The FED expects to make three hikes in interest rates in the next 12 months. Growing interest rates lead to higher costs of debt. This in turn reduces the ability of companies to raise capital for new build, recruitment and especially R&D and Innovation. Thus rising interest rates tend to suppress growth in the economy.
Let us categorise companies into three groups. The first “Strong” group can cover both the principle and interest out of annual cash flow. The second “Speculative” can cover just the interest out of cash flow. And the third “Threatened” can cover neither obligation out of cash flow.
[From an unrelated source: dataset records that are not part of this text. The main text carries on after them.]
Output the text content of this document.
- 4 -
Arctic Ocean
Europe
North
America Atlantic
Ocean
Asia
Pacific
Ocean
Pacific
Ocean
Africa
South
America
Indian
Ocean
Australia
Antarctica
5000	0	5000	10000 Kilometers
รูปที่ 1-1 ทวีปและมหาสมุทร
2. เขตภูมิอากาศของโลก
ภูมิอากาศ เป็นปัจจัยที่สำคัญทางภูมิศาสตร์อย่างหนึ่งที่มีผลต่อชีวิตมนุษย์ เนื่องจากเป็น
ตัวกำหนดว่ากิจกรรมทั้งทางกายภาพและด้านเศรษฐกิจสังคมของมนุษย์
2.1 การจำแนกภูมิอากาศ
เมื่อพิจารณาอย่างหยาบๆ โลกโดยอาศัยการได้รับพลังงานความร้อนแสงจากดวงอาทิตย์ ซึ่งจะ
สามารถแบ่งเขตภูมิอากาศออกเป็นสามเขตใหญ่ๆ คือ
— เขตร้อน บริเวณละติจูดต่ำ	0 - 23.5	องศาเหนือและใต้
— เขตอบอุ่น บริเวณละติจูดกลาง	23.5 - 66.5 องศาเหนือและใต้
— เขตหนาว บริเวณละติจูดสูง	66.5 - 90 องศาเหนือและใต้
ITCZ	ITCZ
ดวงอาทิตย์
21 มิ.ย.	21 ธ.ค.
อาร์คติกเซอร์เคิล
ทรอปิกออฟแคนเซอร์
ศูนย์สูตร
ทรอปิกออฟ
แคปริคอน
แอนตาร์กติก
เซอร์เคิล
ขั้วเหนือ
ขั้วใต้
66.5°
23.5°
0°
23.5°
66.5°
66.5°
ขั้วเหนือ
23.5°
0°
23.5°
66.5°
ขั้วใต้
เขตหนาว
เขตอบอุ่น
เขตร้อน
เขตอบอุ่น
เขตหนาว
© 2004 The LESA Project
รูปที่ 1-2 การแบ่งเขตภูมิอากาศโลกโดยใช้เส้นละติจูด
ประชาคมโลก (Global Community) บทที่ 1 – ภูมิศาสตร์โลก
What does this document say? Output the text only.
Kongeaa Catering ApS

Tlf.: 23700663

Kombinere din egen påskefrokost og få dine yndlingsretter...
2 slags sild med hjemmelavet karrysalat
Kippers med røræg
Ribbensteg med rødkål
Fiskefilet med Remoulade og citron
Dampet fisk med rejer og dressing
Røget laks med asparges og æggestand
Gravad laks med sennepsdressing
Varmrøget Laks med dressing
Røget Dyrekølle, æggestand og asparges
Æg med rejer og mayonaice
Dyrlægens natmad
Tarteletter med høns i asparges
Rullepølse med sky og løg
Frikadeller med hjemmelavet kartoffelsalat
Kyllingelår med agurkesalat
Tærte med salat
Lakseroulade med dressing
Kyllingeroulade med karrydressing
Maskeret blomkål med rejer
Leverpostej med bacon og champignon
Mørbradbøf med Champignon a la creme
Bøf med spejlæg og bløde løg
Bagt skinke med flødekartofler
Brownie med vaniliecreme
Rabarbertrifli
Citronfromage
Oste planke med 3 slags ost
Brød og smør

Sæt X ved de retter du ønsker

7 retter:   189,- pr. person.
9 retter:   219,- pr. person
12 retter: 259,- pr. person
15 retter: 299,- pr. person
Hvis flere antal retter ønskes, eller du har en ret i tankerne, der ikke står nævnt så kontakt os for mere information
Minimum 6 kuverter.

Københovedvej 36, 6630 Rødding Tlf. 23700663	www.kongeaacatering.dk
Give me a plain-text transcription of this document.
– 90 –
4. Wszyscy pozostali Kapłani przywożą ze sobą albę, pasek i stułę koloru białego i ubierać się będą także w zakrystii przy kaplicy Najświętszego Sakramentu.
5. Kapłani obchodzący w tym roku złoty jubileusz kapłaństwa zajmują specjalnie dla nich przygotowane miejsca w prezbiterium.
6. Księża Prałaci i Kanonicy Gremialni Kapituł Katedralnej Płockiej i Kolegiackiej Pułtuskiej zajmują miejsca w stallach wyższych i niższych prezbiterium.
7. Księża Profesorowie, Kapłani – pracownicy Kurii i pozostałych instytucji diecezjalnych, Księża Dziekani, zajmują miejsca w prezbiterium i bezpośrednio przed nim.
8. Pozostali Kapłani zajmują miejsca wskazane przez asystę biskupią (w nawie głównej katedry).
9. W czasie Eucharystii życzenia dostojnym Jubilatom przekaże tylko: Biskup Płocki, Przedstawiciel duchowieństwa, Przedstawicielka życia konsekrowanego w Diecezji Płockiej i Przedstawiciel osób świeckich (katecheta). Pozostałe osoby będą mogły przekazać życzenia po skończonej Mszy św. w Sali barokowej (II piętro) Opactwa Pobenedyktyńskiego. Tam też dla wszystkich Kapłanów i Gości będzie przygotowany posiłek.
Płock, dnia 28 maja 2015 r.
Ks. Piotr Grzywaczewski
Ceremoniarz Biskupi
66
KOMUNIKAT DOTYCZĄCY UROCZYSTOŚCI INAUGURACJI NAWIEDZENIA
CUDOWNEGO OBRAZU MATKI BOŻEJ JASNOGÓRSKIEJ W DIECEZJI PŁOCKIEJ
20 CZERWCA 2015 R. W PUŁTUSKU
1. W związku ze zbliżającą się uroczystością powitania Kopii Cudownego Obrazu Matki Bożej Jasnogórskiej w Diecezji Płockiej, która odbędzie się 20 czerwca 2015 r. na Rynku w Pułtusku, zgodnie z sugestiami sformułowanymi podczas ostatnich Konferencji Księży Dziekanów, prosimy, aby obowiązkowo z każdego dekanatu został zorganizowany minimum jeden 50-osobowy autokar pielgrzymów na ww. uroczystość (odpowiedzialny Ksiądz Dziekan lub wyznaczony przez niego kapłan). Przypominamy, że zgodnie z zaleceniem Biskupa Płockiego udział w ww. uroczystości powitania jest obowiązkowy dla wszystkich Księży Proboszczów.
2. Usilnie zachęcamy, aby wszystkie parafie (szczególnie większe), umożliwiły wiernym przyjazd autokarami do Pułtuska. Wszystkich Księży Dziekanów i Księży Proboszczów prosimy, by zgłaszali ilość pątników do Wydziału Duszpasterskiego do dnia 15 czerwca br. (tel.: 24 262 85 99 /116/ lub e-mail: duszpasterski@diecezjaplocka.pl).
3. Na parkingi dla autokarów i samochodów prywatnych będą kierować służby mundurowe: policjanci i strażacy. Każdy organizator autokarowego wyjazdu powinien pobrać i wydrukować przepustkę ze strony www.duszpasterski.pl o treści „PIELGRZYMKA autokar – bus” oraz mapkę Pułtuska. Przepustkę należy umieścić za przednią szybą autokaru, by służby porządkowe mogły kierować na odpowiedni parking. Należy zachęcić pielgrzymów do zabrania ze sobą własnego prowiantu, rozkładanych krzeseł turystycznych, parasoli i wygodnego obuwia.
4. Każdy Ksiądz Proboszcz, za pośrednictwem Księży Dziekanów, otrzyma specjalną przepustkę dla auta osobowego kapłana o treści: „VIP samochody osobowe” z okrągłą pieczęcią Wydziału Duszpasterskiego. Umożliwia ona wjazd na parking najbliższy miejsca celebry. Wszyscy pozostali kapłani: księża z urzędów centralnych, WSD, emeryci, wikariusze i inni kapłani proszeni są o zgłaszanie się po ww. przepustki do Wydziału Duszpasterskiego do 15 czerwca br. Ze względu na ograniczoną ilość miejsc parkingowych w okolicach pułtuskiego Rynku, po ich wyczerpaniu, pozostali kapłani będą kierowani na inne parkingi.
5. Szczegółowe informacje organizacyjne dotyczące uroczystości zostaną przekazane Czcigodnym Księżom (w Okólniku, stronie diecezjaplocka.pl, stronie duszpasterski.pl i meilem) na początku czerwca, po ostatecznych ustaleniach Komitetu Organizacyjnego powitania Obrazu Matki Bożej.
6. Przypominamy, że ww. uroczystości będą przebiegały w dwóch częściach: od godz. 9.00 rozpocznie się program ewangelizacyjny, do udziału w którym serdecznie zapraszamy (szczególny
Recent research by Bianco Research LLC has recalibrated the “Threatened” more tightly to focus on those companies whose interest costs were more than 3 times their profits – a measure of extreme indebtedness.
Today, by this measure, we have the largest crowd of companies at threat in the last 30 years.
This is a serious situation. As interest rates rise even more companies will be caught in the “Threatened” category. Many will be forced to sell assets to meet their debt obligations and this may lead to a collapse in values and a correction in the market. This may be the harbinger of the crash being talked about.
Mr. Buffett’s Berkshire Hathaway now has 20% of its total assets in cash. He is readying his brilliant operation to take advantage of an impending downturn as he watches interest rates rise.
Perhaps you should ask your financial advisors what they think.